JAKARTA - Data pertumbuhan ekonomi Indonesia mencapai 5,12% pada kuartal II-2025 bikin semua kaget. Ekonom meragukan data yang disampaikan Badan Pusat Statistik (BPS) soal pertumbuhan ekonomi pada 5 Agustus 2025, namun pemerintah menegaskan tidak ada permainan data pertumbuhan ekonomi Indonesia.
BPS mengumumkan ekonomi Indonesia tumbuh sebesar 5,12% secara year on year (yoy) pada kuartal II-2025.
Bila dibandingkan dengan kuartal sebelumnya (quarter-to-quarter/qtq), ekonomi Indonesia tumbuh 4,04 persen.
Sementara, ekonomi Indonesia semester I-2025 terhadap semester I-2024 mengalami pertumbuhan sebesar 4,99 persen (c-to-c).

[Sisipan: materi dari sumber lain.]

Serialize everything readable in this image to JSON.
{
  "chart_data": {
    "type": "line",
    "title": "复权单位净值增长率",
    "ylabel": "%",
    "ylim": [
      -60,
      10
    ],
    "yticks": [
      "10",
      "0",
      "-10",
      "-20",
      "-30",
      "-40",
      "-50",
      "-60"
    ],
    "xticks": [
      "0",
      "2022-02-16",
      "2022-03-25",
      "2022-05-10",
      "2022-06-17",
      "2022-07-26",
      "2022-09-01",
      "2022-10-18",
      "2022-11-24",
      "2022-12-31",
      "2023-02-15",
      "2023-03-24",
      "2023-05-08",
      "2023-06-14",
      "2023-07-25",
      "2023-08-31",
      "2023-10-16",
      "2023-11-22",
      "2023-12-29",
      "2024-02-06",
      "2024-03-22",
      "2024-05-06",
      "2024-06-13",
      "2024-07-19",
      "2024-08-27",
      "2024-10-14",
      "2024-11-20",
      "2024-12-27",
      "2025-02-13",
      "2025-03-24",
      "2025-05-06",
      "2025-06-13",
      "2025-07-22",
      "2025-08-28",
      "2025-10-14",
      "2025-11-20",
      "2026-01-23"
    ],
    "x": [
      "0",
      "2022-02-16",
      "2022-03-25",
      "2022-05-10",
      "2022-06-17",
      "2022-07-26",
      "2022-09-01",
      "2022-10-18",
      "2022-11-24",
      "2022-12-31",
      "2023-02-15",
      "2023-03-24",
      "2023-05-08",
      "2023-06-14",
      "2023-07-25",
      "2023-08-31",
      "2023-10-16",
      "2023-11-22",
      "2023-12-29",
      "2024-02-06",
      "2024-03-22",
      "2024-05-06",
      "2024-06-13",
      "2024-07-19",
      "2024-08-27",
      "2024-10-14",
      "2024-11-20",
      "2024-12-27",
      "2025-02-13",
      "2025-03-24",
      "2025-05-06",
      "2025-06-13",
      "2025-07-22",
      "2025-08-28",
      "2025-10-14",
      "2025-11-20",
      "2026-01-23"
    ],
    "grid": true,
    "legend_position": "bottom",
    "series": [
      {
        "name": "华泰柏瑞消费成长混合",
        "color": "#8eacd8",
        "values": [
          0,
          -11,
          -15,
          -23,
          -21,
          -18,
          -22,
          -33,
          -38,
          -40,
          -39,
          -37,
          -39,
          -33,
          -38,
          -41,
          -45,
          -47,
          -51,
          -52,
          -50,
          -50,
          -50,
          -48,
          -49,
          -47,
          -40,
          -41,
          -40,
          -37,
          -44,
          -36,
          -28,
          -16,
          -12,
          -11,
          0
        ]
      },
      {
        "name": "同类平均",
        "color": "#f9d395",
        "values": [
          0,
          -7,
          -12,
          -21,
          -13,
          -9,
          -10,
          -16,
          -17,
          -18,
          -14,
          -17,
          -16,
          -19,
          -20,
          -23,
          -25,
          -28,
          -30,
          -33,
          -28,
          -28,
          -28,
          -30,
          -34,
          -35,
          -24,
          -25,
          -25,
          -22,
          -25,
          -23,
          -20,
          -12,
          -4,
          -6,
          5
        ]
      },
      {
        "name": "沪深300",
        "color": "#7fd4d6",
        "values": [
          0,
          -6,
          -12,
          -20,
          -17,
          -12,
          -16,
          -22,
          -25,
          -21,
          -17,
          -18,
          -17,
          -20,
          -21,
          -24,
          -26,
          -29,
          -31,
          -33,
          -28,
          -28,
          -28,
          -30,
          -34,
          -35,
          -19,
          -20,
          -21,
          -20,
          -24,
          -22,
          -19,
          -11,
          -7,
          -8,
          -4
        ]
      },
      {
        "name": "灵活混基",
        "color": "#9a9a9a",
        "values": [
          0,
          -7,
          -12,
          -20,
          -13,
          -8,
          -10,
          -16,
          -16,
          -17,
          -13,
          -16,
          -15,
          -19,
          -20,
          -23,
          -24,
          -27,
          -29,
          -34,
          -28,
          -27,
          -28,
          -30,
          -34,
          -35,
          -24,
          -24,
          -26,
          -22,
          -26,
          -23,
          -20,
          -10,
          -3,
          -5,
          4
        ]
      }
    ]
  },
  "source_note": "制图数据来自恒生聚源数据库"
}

Perekonomian Indonesia berdasarkan besaran Produk Domestik Bruto (PDB) atas dasar harga berlaku kuartal II-2025 mencapai Rp5.947,0 triliun dan atas dasar harga konstan 2010 mencapai Rp3.396,3 triliun.
Berikut ini Okezone rangkum fakta-fakta pertumbuhan ekonomi Indonesia mencapai 5,12% pada kuartal II-2025 yang bikin semua kaget, Jakarta, Minggu (9/8/2025).
Badan Pusat Statistik (BPS) mengumumkan pertumbuhan ekonomi Indonesia kuartal II 2025 berdasarkan produk domestik bruto (PDB) tumbuh 5,12 persen (yoy).
Deputi Bidang Neraca dan Analisis Wilayah BPS, Moh. Edy Mahmud mengatakan, ekonomi Indonesia berdasarkan PDB pada kuartal II 2025 atas dasar harga berlaku Rp5.947 triliun, dan atas dasar harga konstan Rp3.396,3 triliun.
"Sehingga pertumbuhan ekonomi Indonesia pada triwulan II 2025 bila dibandingkan triwulan II 2024 atau secara year on year tumbuh sebesar 5,12 persen,” kata Edy dalam Rilis Berita Resmi Statistik BPS, Selasa (5/8/2025).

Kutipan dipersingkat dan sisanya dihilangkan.